Two and half million people are already experiencing deep food insecurity after two back-to-back rainy seasons failed.
By November, it will have nearly tripled since the same time last year, OCHA warned. “People in the ASAL region are facing a dire situation”, said Stephen Jackson, UN Resident Coordinator for Kenya, as he launched the humanitarian Flash Appeal for the Kenya Drought response.
Speaking from Nairobi Mr. Jackson said people in Wajir, Northern Kenya, had not seen rain for over a year. Acute malnutrition rates are rising rapidly, posing an imminent risk to children and pregnant and lactating women.
Lives ‘upended’
He described how a mother at the El-Nur Clinic supported by the World Food Programme (WFP) and the UN Children’s Fund (UNICEF) “told me she could not feed her children that morning, and does not know if she would be able to put food on the table that evening.
Many of her livestock have already died because of the drought”. And “all of this comes on top of the 2017 drought, COVID and the recent locust infestations”, he noted.
“I met with women, men, and children in Wajir, who all told me how their lives are being upended by the drought.
“It is imperative that we act now, working closely with communities and community-led organizations, to alleviate the suffering that has been caused by back-to-back poor rainy seasons”, Mr. Jackson said, reiterating that “should the October ‘short rains’ now fail – as they are projected to do – Kenya will be facing an even deeper crisis”.
Kenya Flash Appeal
The Kenya Drought Flash Appeal calls for nearly $139.5 million to deliver relief to 1.3 million people whose lives have been hardest hit by the crisis.
An estimated $28.5 million has already been received from donors, including $5 million from the United Nations Central Emergency Response Fund.
The appeal brings together 45 humanitarian partners, including UN agencies, international non-governmental organizations (NGOs), national NGOs and the Kenya Red Cross Society, to complement the Government’s response to the drought crisis in the ASAL region.
Needs growing
Mr. Jackson pointed out that Kenya’s Government has already been responding to the crisis. Ksh 1.7 billion (around $17 million) in public funds has already been allocated and Kenya has announced a further Ksh two billion ($20 million).

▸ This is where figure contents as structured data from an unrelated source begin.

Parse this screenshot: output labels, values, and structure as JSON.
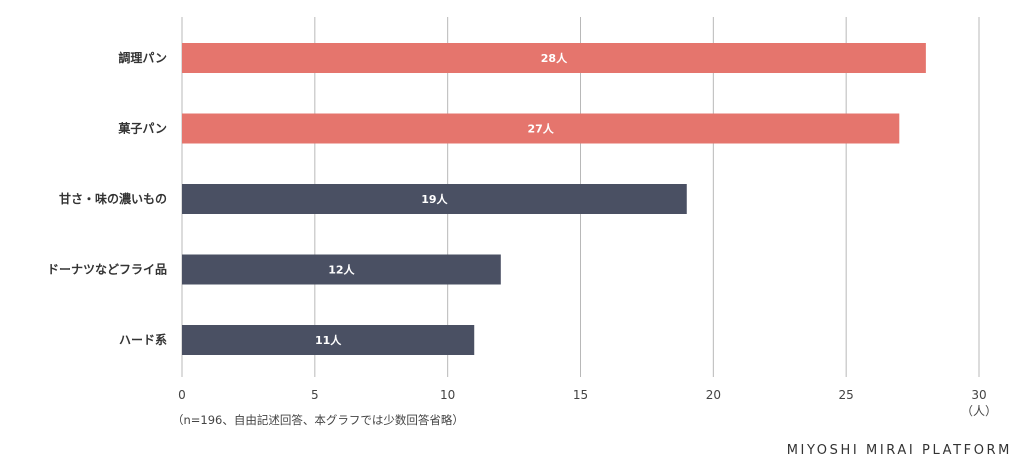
{
  "chart_data": {
    "type": "bar",
    "orientation": "horizontal",
    "categories": [
      "調理パン",
      "菓子パン",
      "甘さ・味の濃いもの",
      "ドーナツなどフライ品",
      "ハード系"
    ],
    "values": [
      28,
      27,
      19,
      12,
      11
    ],
    "value_labels": [
      "28人",
      "27人",
      "19人",
      "12人",
      "11人"
    ],
    "bar_colors": [
      "#e5756d",
      "#e5756d",
      "#4a5063",
      "#4a5063",
      "#4a5063"
    ],
    "xlim": [
      0,
      30
    ],
    "x_ticks": [
      0,
      5,
      10,
      15,
      20,
      25,
      30
    ],
    "x_tick_labels": [
      "0",
      "5",
      "10",
      "15",
      "20",
      "25",
      "30"
    ],
    "x_unit": "（人）",
    "grid": true,
    "note": "（n=196、自由記述回答、本グラフでは少数回答省略）"
  },
  "branding": {
    "text": "MIYOSHI MIRAI PLATFORM"
  }
}
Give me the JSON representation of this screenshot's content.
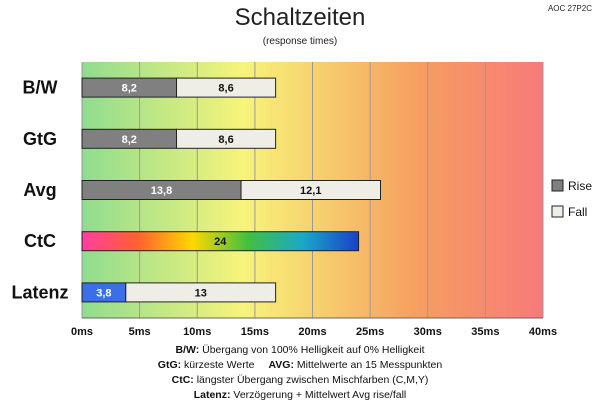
{
  "chart_data": {
    "type": "bar",
    "orientation": "horizontal",
    "stacked": true,
    "title": "Schaltzeiten",
    "subtitle": "(response times)",
    "corner_tag": "AOC 27P2C",
    "categories": [
      "B/W",
      "GtG",
      "Avg",
      "CtC",
      "Latenz"
    ],
    "series": [
      {
        "name": "Rise",
        "color": "#808080",
        "values": [
          8.2,
          8.2,
          13.8,
          null,
          3.8
        ],
        "labels": [
          "8,2",
          "8,2",
          "13,8",
          "",
          "3,8"
        ]
      },
      {
        "name": "Fall",
        "color": "#eeeee6",
        "values": [
          8.6,
          8.6,
          12.1,
          null,
          13
        ],
        "labels": [
          "8,6",
          "8,6",
          "12,1",
          "",
          "13"
        ]
      }
    ],
    "ctc": {
      "value": 24,
      "label": "24",
      "style": "rainbow-gradient"
    },
    "latenz_rise_color": "#3a6fe8",
    "xlim": [
      0,
      40
    ],
    "xticks": [
      0,
      5,
      10,
      15,
      20,
      25,
      30,
      35,
      40
    ],
    "xtick_labels": [
      "0ms",
      "5ms",
      "10ms",
      "15ms",
      "20ms",
      "25ms",
      "30ms",
      "35ms",
      "40ms"
    ],
    "grid": true,
    "background_gradient": [
      "#8fdc8f",
      "#f7f47a",
      "#f6a060",
      "#f77a7a"
    ],
    "legend_position": "right"
  },
  "footnotes": [
    {
      "key": "B/W",
      "text": "Übergang von 100% Helligkeit auf 0% Helligkeit"
    },
    {
      "key": "GtG",
      "text": "kürzeste  Werte"
    },
    {
      "key": "AVG",
      "text": "Mittelwerte  an 15 Messpunkten"
    },
    {
      "key": "CtC",
      "text": "längster Übergang  zwischen Mischfarben  (C,M,Y)"
    },
    {
      "key": "Latenz",
      "text": "Verzögerung  + Mittelwert  Avg rise/fall"
    }
  ]
}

Since January the UN and international partners have already been reaching almost half a million people to protect their lives and their livelihoods, he said, “But it is not enough”.
Kenya urgently needs approximately $60 million for food and job security, $40 million for nutrition, $20 million for Water, Sanitation and Hygiene (WASH), some $10 million for health investments, and $7 million for education and other related sectors, the UN Resident Coordinator for Kenya said.
“We aim to deliver a full package of support in counties that will face the deepest and most severe needs in the months to come”.
‘Time to act is now’
Welcoming how the UN system in Kenya had already come together to “respond as one”, Mr. Jackson insisted on the urgency of the situation: “The time to act is now”. International support will save lives and livelihoods, he said.
The “severe impact of the global climate emergency is being felt across the Horn of Africa” he noted.
Referring to the recent Inter-Governmental Panel on Climate Change report he pointed out that “once sporadic droughts in Africa are becoming much more frequent, more severe and more long-lasting”.
Neither Kenya nor the African continent were major culprits in creating the climate emergency, he said, yet they are amongst those most heavily impacted by it. “We must do everything we can, immediately, to protect the lives of those already impacted by this deep and cruel drought”.